British divorce lawyers specialising in international big-money work have noticed a marked increase in cases with a Russian dimension — partly because of England’s tax rule allows wealthy individuals to avoid paying tax on income earned overseas.
Roman Abramovich is the latest tycoon to part with his money after the collapse of his marriage. The billions at stake put his case in a different league from the marital disputes now before the courts in Britain. Yet the divorce of Chelsea FC’s owner could be part of a growing trend.
Abramovich is one of an increasing number of Russian oligarchs based in London for at least part of the year. Divorce lawyers specialising in international big-money work have noticed a marked increase in cases with a Russian dimension — partly because of England’s unique nondomiciled tax rule that allows wealthy individuals to avoid paying tax on income earned overseas.
There is also what is called the Yukos effect: only three years ago, Russia’s richest man then, Mikhail Khodorkovsky, was jailed while Yukos, his oil company, was dismantled and sold off.

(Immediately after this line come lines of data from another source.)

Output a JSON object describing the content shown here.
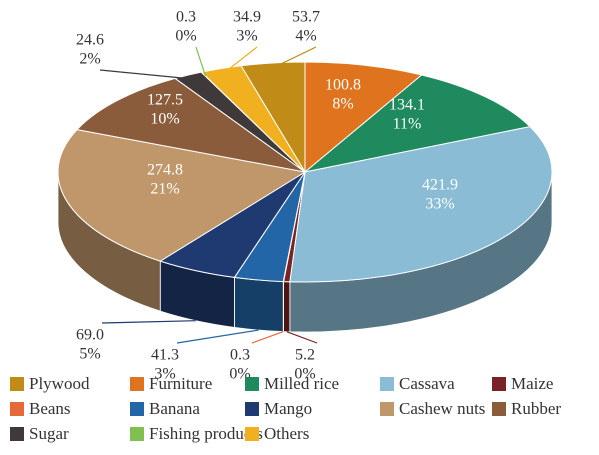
{
  "chart_data": {
    "type": "pie3d",
    "categories": [
      "Plywood",
      "Furniture",
      "Milled rice",
      "Cassava",
      "Maize",
      "Beans",
      "Banana",
      "Mango",
      "Cashew nuts",
      "Rubber",
      "Sugar",
      "Fishing products",
      "Others"
    ],
    "values": [
      53.7,
      100.8,
      134.1,
      421.9,
      5.2,
      0.3,
      41.3,
      69.0,
      274.8,
      127.5,
      24.6,
      0.3,
      34.9
    ],
    "value_labels": [
      "53.7",
      "100.8",
      "134.1",
      "421.9",
      "5.2",
      "0.3",
      "41.3",
      "69.0",
      "274.8",
      "127.5",
      "24.6",
      "0.3",
      "34.9"
    ],
    "percent_labels": [
      "4%",
      "8%",
      "11%",
      "33%",
      "0%",
      "0%",
      "3%",
      "5%",
      "21%",
      "10%",
      "2%",
      "0%",
      "3%"
    ],
    "colors": [
      "#c08b16",
      "#e0731e",
      "#1e8a5e",
      "#8bbcd6",
      "#7b2222",
      "#e56a3a",
      "#2366a8",
      "#1f3a70",
      "#c0976a",
      "#8a5c3c",
      "#40393a",
      "#80c050",
      "#f0b020"
    ],
    "legend": "bottom"
  }
}
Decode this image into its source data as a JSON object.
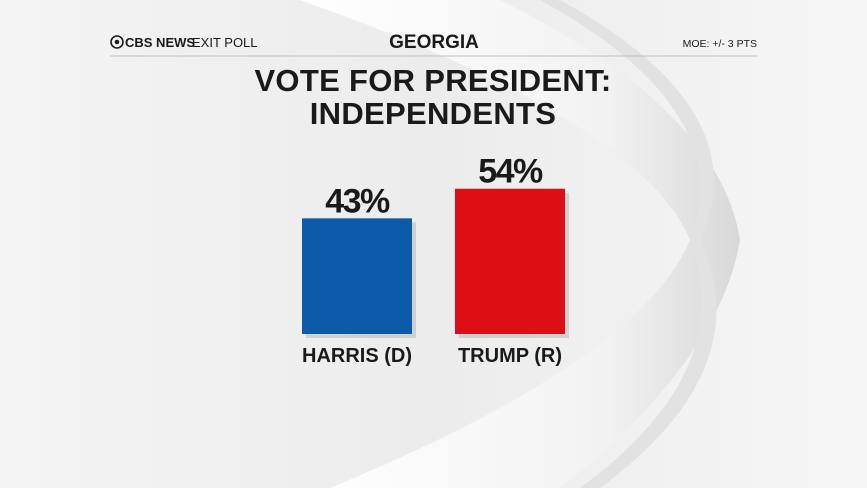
{
  "header": {
    "brand": "CBS NEWS",
    "label": "EXIT POLL",
    "state": "GEORGIA",
    "moe": "MOE: +/- 3 PTS"
  },
  "chart_data": {
    "type": "bar",
    "title": "VOTE FOR PRESIDENT: INDEPENDENTS",
    "categories": [
      "HARRIS (D)",
      "TRUMP (R)"
    ],
    "values": [
      43,
      54
    ],
    "value_labels": [
      "43%",
      "54%"
    ],
    "colors": [
      "#0b5ba9",
      "#dc0f17"
    ]
  }
}
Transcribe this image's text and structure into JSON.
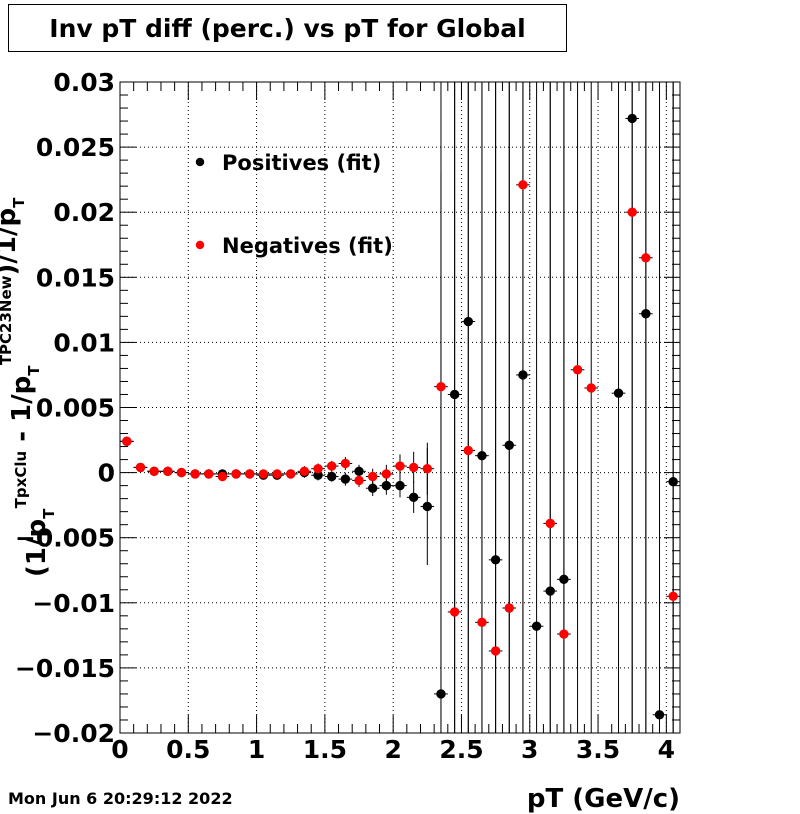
{
  "title": "Inv pT diff (perc.) vs pT for Global",
  "timestamp": "Mon Jun  6 20:29:12 2022",
  "chart_data": {
    "type": "scatter",
    "xlabel": "pT (GeV/c)",
    "ylabel_parts": [
      "(1/p",
      "T",
      "TpxClu",
      " - 1/p",
      "T",
      "TPC23New",
      ")/1/p",
      "T",
      "TPC23New"
    ],
    "xlim": [
      0,
      4.1
    ],
    "ylim": [
      -0.02,
      0.03
    ],
    "grid": true,
    "legend_placement": "top-left",
    "x_ticks": [
      0,
      0.5,
      1,
      1.5,
      2,
      2.5,
      3,
      3.5,
      4
    ],
    "x_tick_labels": [
      "0",
      "0.5",
      "1",
      "1.5",
      "2",
      "2.5",
      "3",
      "3.5",
      "4"
    ],
    "y_ticks": [
      -0.02,
      -0.015,
      -0.01,
      -0.005,
      0,
      0.005,
      0.01,
      0.015,
      0.02,
      0.025,
      0.03
    ],
    "y_tick_labels": [
      "−0.02",
      "−0.015",
      "−0.01",
      "−0.005",
      "0",
      "0.005",
      "0.01",
      "0.015",
      "0.02",
      "0.025",
      "0.03"
    ],
    "series": [
      {
        "name": "Positives (fit)",
        "color": "#000000",
        "points": [
          {
            "x": 0.05,
            "y": 0.0024,
            "e": 0.0002
          },
          {
            "x": 0.15,
            "y": 0.0004,
            "e": 0.0002
          },
          {
            "x": 0.25,
            "y": 0.0001,
            "e": 0.0002
          },
          {
            "x": 0.35,
            "y": 0.0001,
            "e": 0.0002
          },
          {
            "x": 0.45,
            "y": 0.0,
            "e": 0.0002
          },
          {
            "x": 0.55,
            "y": -0.0001,
            "e": 0.0002
          },
          {
            "x": 0.65,
            "y": -0.0001,
            "e": 0.0002
          },
          {
            "x": 0.75,
            "y": -0.0001,
            "e": 0.0002
          },
          {
            "x": 0.85,
            "y": -0.0001,
            "e": 0.0002
          },
          {
            "x": 0.95,
            "y": -0.0001,
            "e": 0.0002
          },
          {
            "x": 1.05,
            "y": -0.0002,
            "e": 0.0003
          },
          {
            "x": 1.15,
            "y": -0.0002,
            "e": 0.0003
          },
          {
            "x": 1.25,
            "y": -0.0001,
            "e": 0.0003
          },
          {
            "x": 1.35,
            "y": 0.0,
            "e": 0.0004
          },
          {
            "x": 1.45,
            "y": -0.0002,
            "e": 0.0004
          },
          {
            "x": 1.55,
            "y": -0.0003,
            "e": 0.0004
          },
          {
            "x": 1.65,
            "y": -0.0005,
            "e": 0.0005
          },
          {
            "x": 1.75,
            "y": 0.0001,
            "e": 0.0005
          },
          {
            "x": 1.85,
            "y": -0.0012,
            "e": 0.0006
          },
          {
            "x": 1.95,
            "y": -0.001,
            "e": 0.0007
          },
          {
            "x": 2.05,
            "y": -0.001,
            "e": 0.0009
          },
          {
            "x": 2.15,
            "y": -0.0019,
            "e": 0.0012
          },
          {
            "x": 2.25,
            "y": -0.0026,
            "e": 0.0045
          },
          {
            "x": 2.35,
            "y": -0.017,
            "e": 0.04
          },
          {
            "x": 2.45,
            "y": 0.006,
            "e": 0.06
          },
          {
            "x": 2.55,
            "y": 0.0116,
            "e": 0.06
          },
          {
            "x": 2.65,
            "y": 0.0013,
            "e": 0.06
          },
          {
            "x": 2.75,
            "y": -0.0067,
            "e": 0.06
          },
          {
            "x": 2.85,
            "y": 0.0021,
            "e": 0.06
          },
          {
            "x": 2.95,
            "y": 0.0075,
            "e": 0.06
          },
          {
            "x": 3.05,
            "y": -0.0118,
            "e": 0.06
          },
          {
            "x": 3.15,
            "y": -0.0091,
            "e": 0.06
          },
          {
            "x": 3.25,
            "y": -0.0082,
            "e": 0.06
          },
          {
            "x": 3.65,
            "y": 0.0061,
            "e": 0.06
          },
          {
            "x": 3.75,
            "y": 0.0272,
            "e": 0.06
          },
          {
            "x": 3.85,
            "y": 0.0122,
            "e": 0.06
          },
          {
            "x": 3.95,
            "y": -0.0186,
            "e": 0.06
          },
          {
            "x": 4.05,
            "y": -0.0007,
            "e": 0.06
          }
        ]
      },
      {
        "name": "Negatives (fit)",
        "color": "#ff0000",
        "points": [
          {
            "x": 0.05,
            "y": 0.0024,
            "e": 0.0002
          },
          {
            "x": 0.15,
            "y": 0.0004,
            "e": 0.0002
          },
          {
            "x": 0.25,
            "y": 0.0001,
            "e": 0.0002
          },
          {
            "x": 0.35,
            "y": 0.0001,
            "e": 0.0002
          },
          {
            "x": 0.45,
            "y": 0.0,
            "e": 0.0002
          },
          {
            "x": 0.55,
            "y": -0.0001,
            "e": 0.0002
          },
          {
            "x": 0.65,
            "y": -0.0001,
            "e": 0.0002
          },
          {
            "x": 0.75,
            "y": -0.0003,
            "e": 0.0002
          },
          {
            "x": 0.85,
            "y": -0.0001,
            "e": 0.0002
          },
          {
            "x": 0.95,
            "y": -0.0001,
            "e": 0.0002
          },
          {
            "x": 1.05,
            "y": -0.0001,
            "e": 0.0003
          },
          {
            "x": 1.15,
            "y": -0.0001,
            "e": 0.0003
          },
          {
            "x": 1.25,
            "y": -0.0001,
            "e": 0.0003
          },
          {
            "x": 1.35,
            "y": 0.0001,
            "e": 0.0004
          },
          {
            "x": 1.45,
            "y": 0.0003,
            "e": 0.0004
          },
          {
            "x": 1.55,
            "y": 0.0005,
            "e": 0.0004
          },
          {
            "x": 1.65,
            "y": 0.0007,
            "e": 0.0005
          },
          {
            "x": 1.75,
            "y": -0.0006,
            "e": 0.0005
          },
          {
            "x": 1.85,
            "y": -0.0003,
            "e": 0.0006
          },
          {
            "x": 1.95,
            "y": -0.0001,
            "e": 0.0007
          },
          {
            "x": 2.05,
            "y": 0.0005,
            "e": 0.0009
          },
          {
            "x": 2.15,
            "y": 0.0004,
            "e": 0.0012
          },
          {
            "x": 2.25,
            "y": 0.0003,
            "e": 0.002
          },
          {
            "x": 2.35,
            "y": 0.0066,
            "e": 0.06
          },
          {
            "x": 2.45,
            "y": -0.0107,
            "e": 0.06
          },
          {
            "x": 2.55,
            "y": 0.0017,
            "e": 0.06
          },
          {
            "x": 2.65,
            "y": -0.0115,
            "e": 0.06
          },
          {
            "x": 2.75,
            "y": -0.0137,
            "e": 0.06
          },
          {
            "x": 2.85,
            "y": -0.0104,
            "e": 0.06
          },
          {
            "x": 2.95,
            "y": 0.0221,
            "e": 0.06
          },
          {
            "x": 3.15,
            "y": -0.0039,
            "e": 0.06
          },
          {
            "x": 3.25,
            "y": -0.0124,
            "e": 0.06
          },
          {
            "x": 3.35,
            "y": 0.0079,
            "e": 0.06
          },
          {
            "x": 3.45,
            "y": 0.0065,
            "e": 0.06
          },
          {
            "x": 3.75,
            "y": 0.02,
            "e": 0.06
          },
          {
            "x": 3.85,
            "y": 0.0165,
            "e": 0.06
          },
          {
            "x": 4.05,
            "y": -0.0095,
            "e": 0.06
          }
        ]
      }
    ]
  }
}
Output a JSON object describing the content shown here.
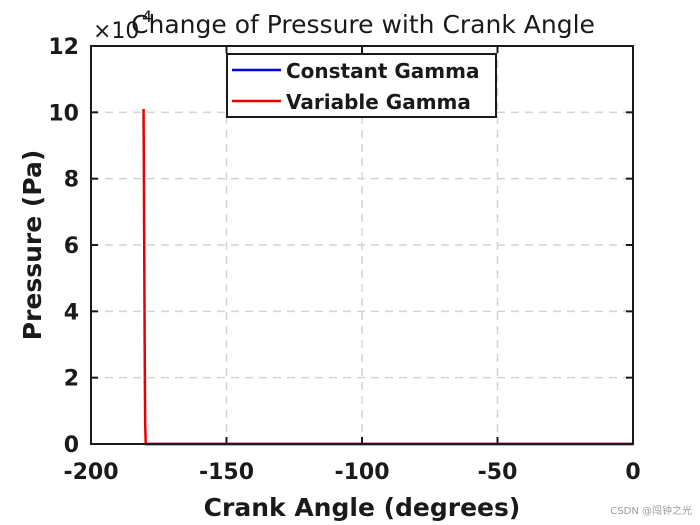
{
  "watermark": "CSDN @闯钟之光",
  "chart_data": {
    "type": "line",
    "title": "Change of Pressure with Crank Angle",
    "xlabel": "Crank Angle (degrees)",
    "ylabel": "Pressure (Pa)",
    "y_multiplier": "×10",
    "y_exponent": "4",
    "xlim": [
      -200,
      0
    ],
    "ylim": [
      0,
      12
    ],
    "xticks": [
      -200,
      -150,
      -100,
      -50,
      0
    ],
    "yticks": [
      0,
      2,
      4,
      6,
      8,
      10,
      12
    ],
    "grid": true,
    "legend_position": "top-center",
    "series": [
      {
        "name": "Constant Gamma",
        "color": "#0000e6",
        "x": [
          -180,
          0
        ],
        "y": [
          0,
          0
        ]
      },
      {
        "name": "Variable Gamma",
        "color": "#e60000",
        "x": [
          -180.6,
          -180.6,
          -180.5,
          -180.4,
          -180.3,
          -180.2,
          -180.1,
          -180,
          -179.8,
          0
        ],
        "y": [
          10.1,
          9.8,
          8.5,
          6.6,
          4.8,
          3.1,
          1.6,
          0.6,
          0,
          0
        ]
      }
    ]
  }
}
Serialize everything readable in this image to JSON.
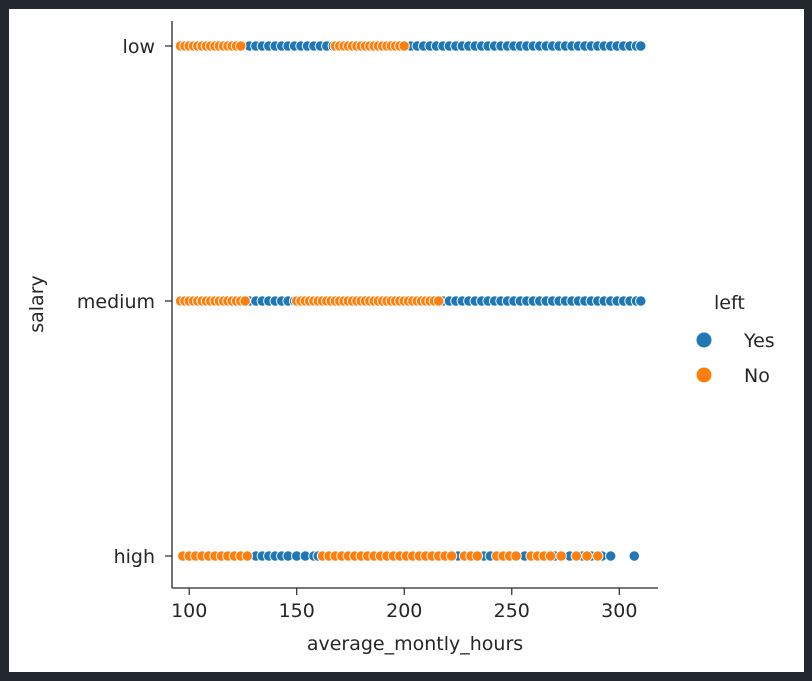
{
  "chart_data": {
    "type": "scatter",
    "xlabel": "average_montly_hours",
    "ylabel": "salary",
    "xlim": [
      92,
      318
    ],
    "x_ticks": [
      "100",
      "150",
      "200",
      "250",
      "300"
    ],
    "y_categories": [
      "low",
      "medium",
      "high"
    ],
    "legend": {
      "title": "left",
      "placement": "right",
      "entries": [
        {
          "label": "Yes",
          "color": "#1f77b4"
        },
        {
          "label": "No",
          "color": "#ff7f0e"
        }
      ]
    },
    "series": [
      {
        "name": "Yes",
        "color": "#1f77b4",
        "points": [
          {
            "category": "low",
            "x": [
              128,
              131,
              134,
              137,
              140,
              143,
              146,
              149,
              152,
              155,
              158,
              161,
              164,
              167,
              170,
              173,
              176,
              179,
              182,
              185,
              188,
              191,
              194,
              197,
              200,
              203,
              206,
              209,
              212,
              215,
              218,
              221,
              224,
              227,
              230,
              233,
              236,
              239,
              242,
              245,
              248,
              251,
              254,
              257,
              260,
              263,
              266,
              269,
              272,
              275,
              278,
              281,
              284,
              287,
              290,
              293,
              296,
              299,
              302,
              305,
              308,
              310
            ]
          },
          {
            "category": "medium",
            "x": [
              125,
              128,
              131,
              134,
              137,
              140,
              143,
              146,
              149,
              152,
              155,
              158,
              161,
              164,
              167,
              170,
              173,
              176,
              179,
              182,
              185,
              188,
              191,
              194,
              197,
              200,
              203,
              206,
              209,
              212,
              215,
              218,
              221,
              224,
              227,
              230,
              233,
              236,
              239,
              242,
              245,
              248,
              251,
              254,
              257,
              260,
              263,
              266,
              269,
              272,
              275,
              278,
              281,
              284,
              287,
              290,
              293,
              296,
              299,
              302,
              305,
              308,
              310
            ]
          },
          {
            "category": "high",
            "x": [
              131,
              134,
              137,
              140,
              143,
              146,
              150,
              154,
              158,
              160,
              162,
              225,
              237,
              240,
              256,
              270,
              277,
              283,
              287,
              292,
              296,
              307
            ]
          }
        ]
      },
      {
        "name": "No",
        "color": "#ff7f0e",
        "points": [
          {
            "category": "low",
            "x": [
              96,
              98,
              100,
              102,
              104,
              106,
              108,
              110,
              112,
              114,
              116,
              118,
              120,
              122,
              124,
              168,
              170,
              172,
              174,
              176,
              178,
              180,
              182,
              184,
              186,
              188,
              190,
              192,
              194,
              196,
              198,
              200
            ]
          },
          {
            "category": "medium",
            "x": [
              96,
              98,
              100,
              102,
              104,
              106,
              108,
              110,
              112,
              114,
              116,
              118,
              120,
              122,
              124,
              126,
              150,
              152,
              154,
              156,
              158,
              160,
              162,
              164,
              166,
              168,
              170,
              172,
              174,
              176,
              178,
              180,
              182,
              184,
              186,
              188,
              190,
              192,
              194,
              196,
              198,
              200,
              202,
              204,
              206,
              208,
              210,
              212,
              214,
              216
            ]
          },
          {
            "category": "high",
            "x": [
              97,
              100,
              103,
              106,
              109,
              112,
              115,
              118,
              121,
              124,
              127,
              162,
              165,
              168,
              171,
              174,
              177,
              180,
              183,
              186,
              189,
              192,
              195,
              198,
              201,
              204,
              207,
              210,
              213,
              216,
              219,
              222,
              228,
              231,
              234,
              243,
              246,
              249,
              252,
              259,
              262,
              265,
              268,
              273,
              280,
              285,
              290
            ]
          }
        ]
      }
    ]
  }
}
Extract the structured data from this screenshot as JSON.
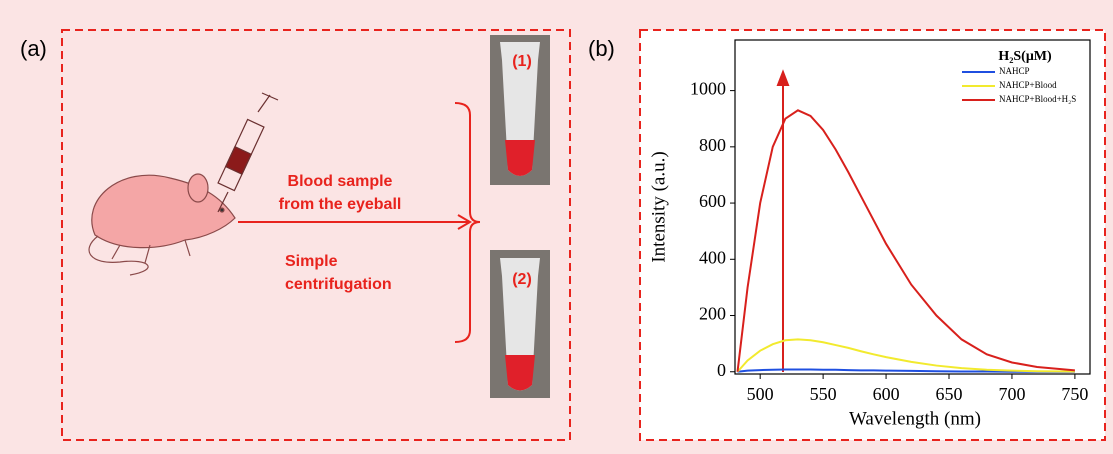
{
  "panel_a": {
    "label": "(a)",
    "arrow_text_top": [
      "Blood sample",
      "from the eyeball"
    ],
    "arrow_text_bottom": [
      "Simple",
      "centrifugation"
    ],
    "tubes": [
      "(1)",
      "(2)"
    ]
  },
  "panel_b_label": "(b)",
  "chart_data": {
    "type": "line",
    "xlabel": "Wavelength (nm)",
    "ylabel": "Intensity (a.u.)",
    "legend_title": "H₂S(μM)",
    "legend": "upper-right",
    "x": [
      482,
      490,
      500,
      510,
      520,
      530,
      540,
      550,
      560,
      570,
      580,
      590,
      600,
      620,
      640,
      660,
      680,
      700,
      720,
      750
    ],
    "series": [
      {
        "name": "NAHCP",
        "color": "#1f4fe0",
        "values": [
          0,
          4,
          6,
          7,
          8,
          8,
          8,
          7,
          7,
          6,
          5,
          5,
          4,
          3,
          2,
          1,
          1,
          0,
          0,
          0
        ]
      },
      {
        "name": "NAHCP+Blood",
        "color": "#f2ea2e",
        "values": [
          0,
          40,
          75,
          98,
          112,
          115,
          112,
          105,
          95,
          85,
          73,
          62,
          52,
          35,
          22,
          13,
          7,
          4,
          2,
          1
        ]
      },
      {
        "name": "NAHCP+Blood+H₂S",
        "color": "#d8201c",
        "values": [
          0,
          300,
          600,
          800,
          900,
          930,
          910,
          860,
          790,
          710,
          625,
          540,
          455,
          310,
          200,
          115,
          62,
          33,
          17,
          5
        ]
      }
    ],
    "xlim": [
      480,
      762
    ],
    "ylim": [
      -8,
      1180
    ],
    "xticks": [
      500,
      550,
      600,
      650,
      700,
      750
    ],
    "yticks": [
      0,
      200,
      400,
      600,
      800,
      1000
    ]
  }
}
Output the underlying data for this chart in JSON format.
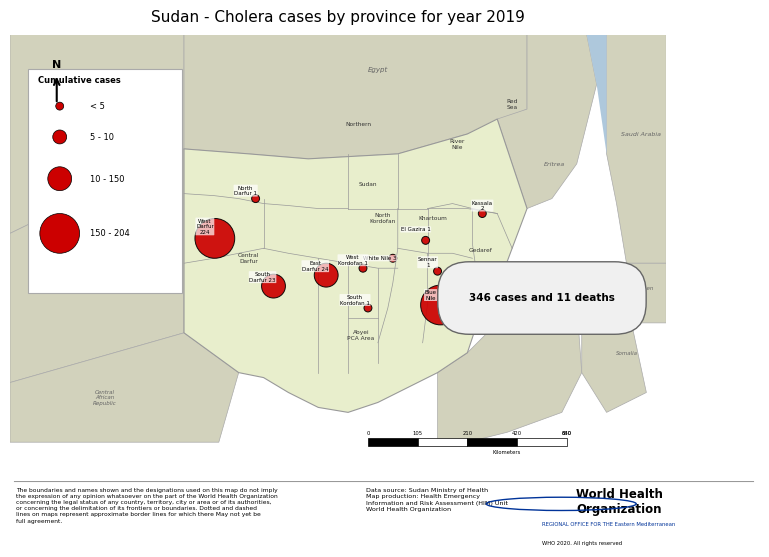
{
  "title": "Sudan - Cholera cases by province for year 2019",
  "title_fontsize": 11,
  "bg_color": "#c5d5e5",
  "sudan_fill": "#e8eecc",
  "sudan_border": "#999999",
  "neighbor_fill": "#d2d2bc",
  "neighbor_border": "#aaaaaa",
  "sea_color": "#aec8dc",
  "bubble_color": "#cc0000",
  "bubble_border": "#000000",
  "ann_box_fill": "#f0f0f0",
  "ann_box_edge": "#666666",
  "cases_text": "346 cases and 11 deaths",
  "footer_left": "The boundaries and names shown and the designations used on this map do not imply\nthe expression of any opinion whatsoever on the part of the World Health Organization\nconcerning the legal status of any country, territory, city or area or of its authorities,\nor concerning the delimitation of its frontiers or boundaries. Dotted and dashed\nlines on maps represent approximate border lines for which there May not yet be\nfull agreement.",
  "footer_mid": "Data source: Sudan Ministry of Health\nMap production: Health Emergency\nInformation and Risk Assessment (HIM) Unit\nWorld Health Organization",
  "footer_right1": "World Health\nOrganization",
  "footer_right2": "REGIONAL OFFICE FOR THE Eastern Mediterranean",
  "footer_right3": "WHO 2020. All rights reserved"
}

This has prompted a diaspora of wealthy oligarchs to seek a secure base outside Russia.
The rush to London has also been fuelled by the success of Russia’s economy. Moscow alone is home to more than 30 billionaires — more than any other city in the world — and about a third of Russia’s millionaires.
From an oligarch’s perspective, a move to England can be expensive, as the generous tax system is matched by a divorce jurisdiction that is arguably the most generous in the world for wives. England is the jurisdiction of choice for forum-shopping wives who can be confident that the courts, in an effort to achieve fairness, will recognise their nonfinancial contributions. Awards in big-money cases can generally not be bettered in Russia, or elsewhere.